Dans un formidable élan de curiosité scientifique, la municipalité de Paris décide, à l’instar de la ville de Tours, de se doter d’un observatoire des ondes. Une sorte de catalogue des émetteurs, soit « déclarés » par les exploitants (opérateurs notamment), soit recensés par d’autres moyens techniques répartis, un peu comme Airparif évalue les niveaux de pollution de la ville-capitale. Car, rapportent aussi bien nos confrères du Parisien que des Echos, pourraient être pris en comptent les fréquences proches de la voix (tel que le CPL 75 kHz des compteurs Linky) et les antennes relais ou les bornes d’accès Wifi. Le chantier est ambitieux.
Le projet relève à la fois de la performance technologique et de l’habileté politique. Car qui dit vouloir recenser « tout ce qui émet » risque d’être accusé de flicage visant chaque usager du réseau GSM, chaque porteur de cardiofréquencemètre sauce Applewatch ou Fitbit. En outre, en situant dans les limites basses les niveaux d’énergie des fameux Linky d’EDF, on ne comprendrait pas pour quelle raison un tel observatoire ne prendrait pas en compte des sources radiofréquences considérablement plus puissantes : téléphones mobiles, combinés portables, oreillettes Bluetooth, télécommandes de rideaux et volets, centrales domotiques, clefs de voitures, badges de portes de garage, liaisons montantes et descendantes des satellites de télécommunication et de télédiffusion ou réseaux furtifs à étalement de spectre noyés dans le « plancher de bruit »… sans oublier quelques millions de fours à microondes, de petits talky-walky familiaux, de dispositifs de télémessage et de télémétrie et autres « lampes à économie d’énergie » qui ne passeraient pas les premiers tests de certification CEM. L’objectivité et le sérieux d’un tel observatoire sont à ce prix, et l’on peut douter que les politiques à l’origine de cette initiative aient parfaitement compris qu’ils ouvraient-là une boîte de Pandore.

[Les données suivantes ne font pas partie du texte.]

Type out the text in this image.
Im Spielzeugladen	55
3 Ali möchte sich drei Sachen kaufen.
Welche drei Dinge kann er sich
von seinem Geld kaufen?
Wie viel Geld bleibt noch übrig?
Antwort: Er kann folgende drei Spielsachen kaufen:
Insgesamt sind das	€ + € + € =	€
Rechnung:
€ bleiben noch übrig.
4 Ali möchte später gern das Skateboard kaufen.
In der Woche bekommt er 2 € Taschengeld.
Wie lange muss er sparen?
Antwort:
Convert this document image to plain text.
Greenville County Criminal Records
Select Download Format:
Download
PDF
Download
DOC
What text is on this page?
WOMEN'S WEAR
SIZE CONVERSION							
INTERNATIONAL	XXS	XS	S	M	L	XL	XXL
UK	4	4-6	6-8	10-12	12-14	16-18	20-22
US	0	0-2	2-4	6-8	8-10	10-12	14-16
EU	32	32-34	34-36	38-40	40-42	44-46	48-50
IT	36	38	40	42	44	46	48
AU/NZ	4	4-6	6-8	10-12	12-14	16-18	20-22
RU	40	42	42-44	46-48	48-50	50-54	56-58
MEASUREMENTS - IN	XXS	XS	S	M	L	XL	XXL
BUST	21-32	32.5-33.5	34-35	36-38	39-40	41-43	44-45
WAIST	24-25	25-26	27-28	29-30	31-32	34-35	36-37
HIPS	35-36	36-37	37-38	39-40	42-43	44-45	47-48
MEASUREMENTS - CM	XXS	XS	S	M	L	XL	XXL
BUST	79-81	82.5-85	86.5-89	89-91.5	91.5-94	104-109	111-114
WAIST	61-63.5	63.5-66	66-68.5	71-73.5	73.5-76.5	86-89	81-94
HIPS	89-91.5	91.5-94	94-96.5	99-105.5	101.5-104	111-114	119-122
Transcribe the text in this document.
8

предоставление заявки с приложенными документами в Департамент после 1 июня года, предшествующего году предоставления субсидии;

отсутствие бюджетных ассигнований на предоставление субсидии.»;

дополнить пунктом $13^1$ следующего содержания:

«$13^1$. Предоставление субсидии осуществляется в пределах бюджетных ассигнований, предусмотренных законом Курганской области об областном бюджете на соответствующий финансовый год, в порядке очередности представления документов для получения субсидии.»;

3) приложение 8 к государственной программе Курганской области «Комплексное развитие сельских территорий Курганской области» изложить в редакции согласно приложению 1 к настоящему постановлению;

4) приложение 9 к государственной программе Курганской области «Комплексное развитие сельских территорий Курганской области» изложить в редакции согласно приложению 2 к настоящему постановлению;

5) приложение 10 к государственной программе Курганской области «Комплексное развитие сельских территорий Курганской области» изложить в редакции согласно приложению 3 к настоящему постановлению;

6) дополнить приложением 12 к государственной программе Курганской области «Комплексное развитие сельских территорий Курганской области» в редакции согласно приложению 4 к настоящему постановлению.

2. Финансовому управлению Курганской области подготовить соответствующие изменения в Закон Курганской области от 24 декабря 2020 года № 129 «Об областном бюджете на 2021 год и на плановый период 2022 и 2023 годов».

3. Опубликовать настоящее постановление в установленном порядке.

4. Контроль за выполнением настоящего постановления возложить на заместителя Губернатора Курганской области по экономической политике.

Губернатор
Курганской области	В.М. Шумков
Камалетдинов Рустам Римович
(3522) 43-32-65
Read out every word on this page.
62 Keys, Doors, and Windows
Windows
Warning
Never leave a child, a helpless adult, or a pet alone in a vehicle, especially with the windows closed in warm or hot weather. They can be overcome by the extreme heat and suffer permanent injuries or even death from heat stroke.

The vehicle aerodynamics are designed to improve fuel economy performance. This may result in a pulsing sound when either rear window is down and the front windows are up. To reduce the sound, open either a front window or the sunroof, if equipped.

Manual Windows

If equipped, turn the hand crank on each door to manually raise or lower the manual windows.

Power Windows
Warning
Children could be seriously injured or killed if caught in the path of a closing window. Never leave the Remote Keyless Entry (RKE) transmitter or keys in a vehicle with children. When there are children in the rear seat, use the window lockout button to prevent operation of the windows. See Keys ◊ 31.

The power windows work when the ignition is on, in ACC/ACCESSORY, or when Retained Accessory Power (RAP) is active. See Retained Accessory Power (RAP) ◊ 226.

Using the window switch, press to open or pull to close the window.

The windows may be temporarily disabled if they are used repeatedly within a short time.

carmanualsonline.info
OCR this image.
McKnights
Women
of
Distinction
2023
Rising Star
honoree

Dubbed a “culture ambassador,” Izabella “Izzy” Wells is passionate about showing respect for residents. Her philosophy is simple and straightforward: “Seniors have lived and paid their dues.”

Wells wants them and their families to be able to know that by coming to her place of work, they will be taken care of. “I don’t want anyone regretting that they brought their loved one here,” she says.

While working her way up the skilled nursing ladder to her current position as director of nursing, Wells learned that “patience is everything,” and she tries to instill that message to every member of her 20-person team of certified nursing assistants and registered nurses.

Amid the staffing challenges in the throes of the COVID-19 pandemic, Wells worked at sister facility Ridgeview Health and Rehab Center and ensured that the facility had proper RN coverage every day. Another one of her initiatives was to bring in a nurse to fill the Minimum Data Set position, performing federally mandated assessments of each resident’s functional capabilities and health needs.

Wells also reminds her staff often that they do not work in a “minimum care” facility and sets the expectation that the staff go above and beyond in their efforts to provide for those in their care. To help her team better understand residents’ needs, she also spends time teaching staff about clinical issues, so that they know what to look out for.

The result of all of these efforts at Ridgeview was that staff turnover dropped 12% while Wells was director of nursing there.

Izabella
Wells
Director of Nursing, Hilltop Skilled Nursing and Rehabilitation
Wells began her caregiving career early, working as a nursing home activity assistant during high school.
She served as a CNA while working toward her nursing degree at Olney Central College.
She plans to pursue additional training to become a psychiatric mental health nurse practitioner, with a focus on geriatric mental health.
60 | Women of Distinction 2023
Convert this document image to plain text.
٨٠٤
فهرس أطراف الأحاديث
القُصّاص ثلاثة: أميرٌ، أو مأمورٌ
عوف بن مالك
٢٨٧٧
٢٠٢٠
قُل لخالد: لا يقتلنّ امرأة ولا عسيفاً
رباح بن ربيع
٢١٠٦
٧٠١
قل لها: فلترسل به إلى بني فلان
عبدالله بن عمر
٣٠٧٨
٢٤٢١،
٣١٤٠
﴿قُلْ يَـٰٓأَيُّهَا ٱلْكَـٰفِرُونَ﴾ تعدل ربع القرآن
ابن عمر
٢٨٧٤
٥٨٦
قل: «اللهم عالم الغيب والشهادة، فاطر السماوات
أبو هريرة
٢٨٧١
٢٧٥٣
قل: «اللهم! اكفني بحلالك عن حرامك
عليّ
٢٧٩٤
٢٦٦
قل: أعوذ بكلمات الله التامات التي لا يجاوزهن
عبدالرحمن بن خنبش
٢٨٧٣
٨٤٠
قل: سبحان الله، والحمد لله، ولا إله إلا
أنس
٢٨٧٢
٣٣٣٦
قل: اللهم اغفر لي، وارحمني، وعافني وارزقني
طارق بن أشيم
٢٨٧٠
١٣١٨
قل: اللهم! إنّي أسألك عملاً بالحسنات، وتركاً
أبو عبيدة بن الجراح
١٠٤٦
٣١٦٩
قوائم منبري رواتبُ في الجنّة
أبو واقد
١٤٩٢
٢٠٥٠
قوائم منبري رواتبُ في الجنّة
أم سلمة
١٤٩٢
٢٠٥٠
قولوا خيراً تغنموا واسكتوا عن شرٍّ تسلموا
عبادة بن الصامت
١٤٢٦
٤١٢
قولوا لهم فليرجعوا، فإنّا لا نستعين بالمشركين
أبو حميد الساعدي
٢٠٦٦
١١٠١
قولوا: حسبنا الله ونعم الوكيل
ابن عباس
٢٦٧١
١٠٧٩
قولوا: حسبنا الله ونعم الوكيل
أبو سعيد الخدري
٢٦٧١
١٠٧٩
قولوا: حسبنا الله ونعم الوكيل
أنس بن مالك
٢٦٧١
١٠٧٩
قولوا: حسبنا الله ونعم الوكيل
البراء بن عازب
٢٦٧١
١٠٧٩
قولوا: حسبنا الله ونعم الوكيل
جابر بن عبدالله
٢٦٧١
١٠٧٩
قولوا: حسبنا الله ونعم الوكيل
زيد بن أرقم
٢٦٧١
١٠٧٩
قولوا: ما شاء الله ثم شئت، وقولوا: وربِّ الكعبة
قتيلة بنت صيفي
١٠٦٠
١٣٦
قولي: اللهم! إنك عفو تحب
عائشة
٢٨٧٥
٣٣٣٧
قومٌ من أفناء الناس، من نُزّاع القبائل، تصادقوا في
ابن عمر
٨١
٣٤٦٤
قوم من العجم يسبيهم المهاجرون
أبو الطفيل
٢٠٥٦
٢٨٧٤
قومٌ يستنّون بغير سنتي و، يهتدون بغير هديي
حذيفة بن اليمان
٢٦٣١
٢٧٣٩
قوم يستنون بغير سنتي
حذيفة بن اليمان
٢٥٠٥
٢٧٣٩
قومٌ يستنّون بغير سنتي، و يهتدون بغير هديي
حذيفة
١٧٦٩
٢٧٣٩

Pour que l’information diffusée par cet observatoire soit véritablement impartial, il faudrait également qu’il comptabilise des sources de rayonnement à très haute puissance : émetteurs TV, radio et… rayonnements solaire et cosmique, sources de la vie sur terre, après tout la plus mortelle des maladies. Et en cas de taux d’exposition jugé supérieur à la normale ? Ni soleil, ni coupe du monde de football, certains élus EELV pourraient bien y laisser leur maroquin.
L’objectivité et la rigueur scientifique exigeraient également que soient prises en compte les infrastructures radio appartenant à des services régaliens –Renseignements, Opérateurs d’Importance Vitale, police, forces armées pour n’en mentionner que quelques-uns. Peut-on sérieusement imaginer voir publiés les algorithmes caractérisant les formes d’ondes des armées, l’étendue des spectres utilisés par la DGSE, la géolocalisation des émetteurs et les puissances mises en œuvre de la Royale à l’Armée de terre, des sous-marins aux émetteurs travaillant à plusieurs centaines de TeraHertz des « services tita » ?.
Certes, la sécurité tant des couches de transport d’information que les normes de santé publique, exige des contrôles relevant non pas de commissions municipales, mais d’organismes nationaux spécialisés et compétents (et notamment l’ANFR dont c’est l’une des missions). C’est là le seul moyen d’éviter la création de comités «fourre-tout radioélectrique et électromagnétique ». Sans une telle prudence, ces observatoires ne risquent hélas que de provoquer deux effets pervers. Premièrement entretenir une psychose des ondes (confortée par la tautologie « on » les surveille, c’est qu’elles sont nocives), en second lieu écarter du débat des questions bien plus fondamentales en termes de libertés publiques et de fuites d’information. Il y a plus de potentialités d’atteinte à la vie privée dans une infrastructure Linky (car jamais un algorithme de chiffrement n’est résistant à l’échelle d’une génération) ou dans une cartographie des « téléviseurs intelligents » et autres téléphones mobiles qu’il ne peut se prouver des risques de santé publique liés à la couche de transport. Malheureusement la peur des ondes, qui relèverait plus d’une croyance, cache une réalité scientifiquement prouvée, celle du peu de protection dont est victime le contenu transporté par ces mêmes ondes ou transmis par les hordes de gadgets de l’Internet des Objets.